| Acta
de la Paritaria Docente: un fracaso anunciado
El
viernes 22 la cúpula de CTERA y el
gobierno firmaron un Acta que anuncian como
un logro histórico. Pero en verdad
lo «histórico» es el
grado de subordinación que este pacto
conlleva. Entonces dimos cuatro razones
para su rechazo, que se demostraron correctas:
1) El Acta legaliza los pagos en negro al
persistir en la política de un «piso
salarial garantizado», incluyendo
al incentivo y demás sumas en negro.
Fijando un «piso» de $1.290
(que no es el básico) y un aumento
del 24% totalmente insuficiente. Cuando
en provincias como Bs. As. la suba para
el inicial es del 12% (sólo $140
más por el 2008) ya que el «piso»
era de $1150. Y un aumento promedio del
19% que SUTEBA aceptó con una consulta
fraguada que a las escuelas ni llegó…
2) El Acta no garantiza el aumento del básico
ni el blanqueo de las sumas en negro y los
tickets sino que lo deja librado a las provincias
de acuerdo a “las posibilidades presupuestarias”
(pág. 3, punto 1.4 del Acta). Mientras
la Nación apenas se compromete con
financiamiento para algunas provincias que
deberán absorber los aportes recibidos
en el 2007. Tampoco asegura el pago de la
deuda del Incentivo: solo consta el “pedido”

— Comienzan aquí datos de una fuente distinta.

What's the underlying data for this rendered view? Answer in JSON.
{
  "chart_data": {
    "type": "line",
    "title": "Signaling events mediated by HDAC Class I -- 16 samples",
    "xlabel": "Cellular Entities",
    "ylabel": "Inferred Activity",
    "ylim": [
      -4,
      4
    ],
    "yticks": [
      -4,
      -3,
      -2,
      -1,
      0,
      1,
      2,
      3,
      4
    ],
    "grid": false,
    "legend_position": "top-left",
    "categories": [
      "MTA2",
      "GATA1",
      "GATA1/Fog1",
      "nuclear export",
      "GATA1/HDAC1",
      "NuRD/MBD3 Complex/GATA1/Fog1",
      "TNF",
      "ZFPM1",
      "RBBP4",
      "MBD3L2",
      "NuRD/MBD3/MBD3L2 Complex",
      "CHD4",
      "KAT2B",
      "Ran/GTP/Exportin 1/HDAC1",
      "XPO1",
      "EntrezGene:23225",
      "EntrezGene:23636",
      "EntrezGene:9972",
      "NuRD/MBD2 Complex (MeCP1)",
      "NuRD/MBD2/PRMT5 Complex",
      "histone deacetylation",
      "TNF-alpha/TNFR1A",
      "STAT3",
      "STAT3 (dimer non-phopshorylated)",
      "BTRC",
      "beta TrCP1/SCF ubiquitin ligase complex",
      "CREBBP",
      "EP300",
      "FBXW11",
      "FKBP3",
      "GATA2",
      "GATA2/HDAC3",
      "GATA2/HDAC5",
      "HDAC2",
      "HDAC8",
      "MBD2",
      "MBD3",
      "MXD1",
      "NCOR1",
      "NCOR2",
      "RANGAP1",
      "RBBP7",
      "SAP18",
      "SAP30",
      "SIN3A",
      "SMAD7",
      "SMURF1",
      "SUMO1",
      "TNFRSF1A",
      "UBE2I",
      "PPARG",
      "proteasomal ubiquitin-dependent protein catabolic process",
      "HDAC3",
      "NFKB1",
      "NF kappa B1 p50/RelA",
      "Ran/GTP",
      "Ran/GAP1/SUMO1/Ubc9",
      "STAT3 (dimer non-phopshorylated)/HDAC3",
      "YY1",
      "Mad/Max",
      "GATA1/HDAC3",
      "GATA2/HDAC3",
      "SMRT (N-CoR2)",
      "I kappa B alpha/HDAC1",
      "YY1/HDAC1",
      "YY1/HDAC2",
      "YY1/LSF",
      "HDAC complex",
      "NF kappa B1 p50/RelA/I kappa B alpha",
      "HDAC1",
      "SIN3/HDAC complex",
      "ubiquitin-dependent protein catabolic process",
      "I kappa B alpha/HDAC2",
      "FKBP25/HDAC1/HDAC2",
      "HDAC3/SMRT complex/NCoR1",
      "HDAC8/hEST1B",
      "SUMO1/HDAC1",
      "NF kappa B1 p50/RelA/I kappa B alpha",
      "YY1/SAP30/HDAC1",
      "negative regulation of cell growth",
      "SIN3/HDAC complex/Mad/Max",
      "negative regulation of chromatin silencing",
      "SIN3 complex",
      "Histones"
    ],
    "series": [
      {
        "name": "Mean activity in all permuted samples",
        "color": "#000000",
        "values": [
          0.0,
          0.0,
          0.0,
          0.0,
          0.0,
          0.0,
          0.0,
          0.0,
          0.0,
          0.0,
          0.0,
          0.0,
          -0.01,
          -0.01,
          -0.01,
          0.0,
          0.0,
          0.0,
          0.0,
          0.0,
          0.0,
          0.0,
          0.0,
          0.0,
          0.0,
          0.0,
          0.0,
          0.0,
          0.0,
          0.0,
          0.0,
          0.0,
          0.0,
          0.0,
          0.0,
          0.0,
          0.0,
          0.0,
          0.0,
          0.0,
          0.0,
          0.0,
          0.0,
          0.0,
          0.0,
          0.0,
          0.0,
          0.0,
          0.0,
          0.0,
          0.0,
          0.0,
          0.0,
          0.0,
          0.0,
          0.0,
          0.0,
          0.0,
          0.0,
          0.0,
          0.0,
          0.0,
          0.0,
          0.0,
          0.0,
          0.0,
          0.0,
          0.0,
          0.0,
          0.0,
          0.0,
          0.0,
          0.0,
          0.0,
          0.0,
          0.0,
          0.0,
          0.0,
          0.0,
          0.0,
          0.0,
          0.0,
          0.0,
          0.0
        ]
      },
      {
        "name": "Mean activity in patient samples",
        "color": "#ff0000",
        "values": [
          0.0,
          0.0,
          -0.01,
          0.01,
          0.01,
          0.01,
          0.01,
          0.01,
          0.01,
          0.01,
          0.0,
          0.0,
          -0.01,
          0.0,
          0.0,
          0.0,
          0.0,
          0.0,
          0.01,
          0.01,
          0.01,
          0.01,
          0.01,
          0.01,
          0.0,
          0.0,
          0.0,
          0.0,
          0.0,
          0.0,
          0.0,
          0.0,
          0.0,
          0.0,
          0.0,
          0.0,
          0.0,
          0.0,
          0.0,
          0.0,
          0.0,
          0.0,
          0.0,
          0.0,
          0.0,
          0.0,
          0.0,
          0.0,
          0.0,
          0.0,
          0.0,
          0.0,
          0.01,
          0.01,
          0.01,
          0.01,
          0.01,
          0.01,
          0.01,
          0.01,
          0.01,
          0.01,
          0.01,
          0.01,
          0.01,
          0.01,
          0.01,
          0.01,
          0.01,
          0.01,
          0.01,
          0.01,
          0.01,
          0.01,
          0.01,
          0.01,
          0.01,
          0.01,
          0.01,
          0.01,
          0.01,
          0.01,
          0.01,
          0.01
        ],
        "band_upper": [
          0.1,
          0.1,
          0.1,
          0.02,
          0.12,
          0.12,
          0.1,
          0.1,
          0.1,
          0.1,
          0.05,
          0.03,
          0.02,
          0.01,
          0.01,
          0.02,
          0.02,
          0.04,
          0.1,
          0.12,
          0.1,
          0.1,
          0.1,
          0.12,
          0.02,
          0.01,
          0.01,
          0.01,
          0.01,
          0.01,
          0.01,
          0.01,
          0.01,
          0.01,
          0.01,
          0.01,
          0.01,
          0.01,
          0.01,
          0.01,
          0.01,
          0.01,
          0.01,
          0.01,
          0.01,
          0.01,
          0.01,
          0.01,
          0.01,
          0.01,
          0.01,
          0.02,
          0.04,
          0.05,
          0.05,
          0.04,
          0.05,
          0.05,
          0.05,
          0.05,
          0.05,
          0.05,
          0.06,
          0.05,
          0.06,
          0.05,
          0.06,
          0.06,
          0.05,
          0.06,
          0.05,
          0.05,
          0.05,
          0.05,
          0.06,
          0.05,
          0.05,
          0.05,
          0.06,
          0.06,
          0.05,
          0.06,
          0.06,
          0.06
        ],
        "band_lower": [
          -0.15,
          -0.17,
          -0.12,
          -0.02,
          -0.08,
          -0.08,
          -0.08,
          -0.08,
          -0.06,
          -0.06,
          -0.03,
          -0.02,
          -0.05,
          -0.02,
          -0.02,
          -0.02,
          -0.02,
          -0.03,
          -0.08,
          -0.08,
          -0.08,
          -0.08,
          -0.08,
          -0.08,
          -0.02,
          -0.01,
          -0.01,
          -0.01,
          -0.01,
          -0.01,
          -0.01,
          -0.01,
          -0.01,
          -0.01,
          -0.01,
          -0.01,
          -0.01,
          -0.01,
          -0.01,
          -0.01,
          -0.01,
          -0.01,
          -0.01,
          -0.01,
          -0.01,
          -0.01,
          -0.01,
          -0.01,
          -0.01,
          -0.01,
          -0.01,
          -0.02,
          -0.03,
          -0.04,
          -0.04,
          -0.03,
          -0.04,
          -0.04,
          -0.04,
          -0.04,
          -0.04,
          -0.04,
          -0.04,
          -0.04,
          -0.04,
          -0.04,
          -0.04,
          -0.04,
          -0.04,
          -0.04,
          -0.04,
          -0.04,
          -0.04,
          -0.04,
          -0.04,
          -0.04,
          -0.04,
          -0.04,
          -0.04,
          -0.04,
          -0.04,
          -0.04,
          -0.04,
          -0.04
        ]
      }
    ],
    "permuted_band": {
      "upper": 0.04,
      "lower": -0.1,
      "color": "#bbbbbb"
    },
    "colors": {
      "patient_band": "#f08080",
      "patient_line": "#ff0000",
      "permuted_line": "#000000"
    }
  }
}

de los gremios (pág. 3, punto c).
3) Condiciona el derecho de huelga (pág.
3, punto 1.5) con la Comisión de
Mediación “antes de realizar
cualquier medida de acción directa”.
Mientras los gremios “se comprometen
al efectivo cumplimiento del ciclo lectivo”
(pág. 6, punto 3.1) sin que el Estado
asuma compromisos, sino promesas de construir
más escuelas cuando aún no
termina las 700 prometidas hace 4 años
y tampoco mantiene las que hoy tiene.
4) El Acta reivindica expresamente la política
«educativa» del gobierno Kirchner,
con su financiamiento, leyes, jubilación
docente, etc. (pág. 2 y 3).
Todo agravado por una metodología
donde el “piso” salarial que
reclamaba CTERA y los que serían
paritarios, no surgieron de ninguna instancia
democrática con los docentes, sino
de reuniones de Secretarios Generales de
la Celeste. La negociación carece
así de legitimidad. Los delegados
paritarios, el pliego de reclamos y la resolución
y firma del acuerdo, sólo deben votarse
en asambleas de base. Esas decisiones a
espaldas de los docentes están en
la génesis de los paros de hoy.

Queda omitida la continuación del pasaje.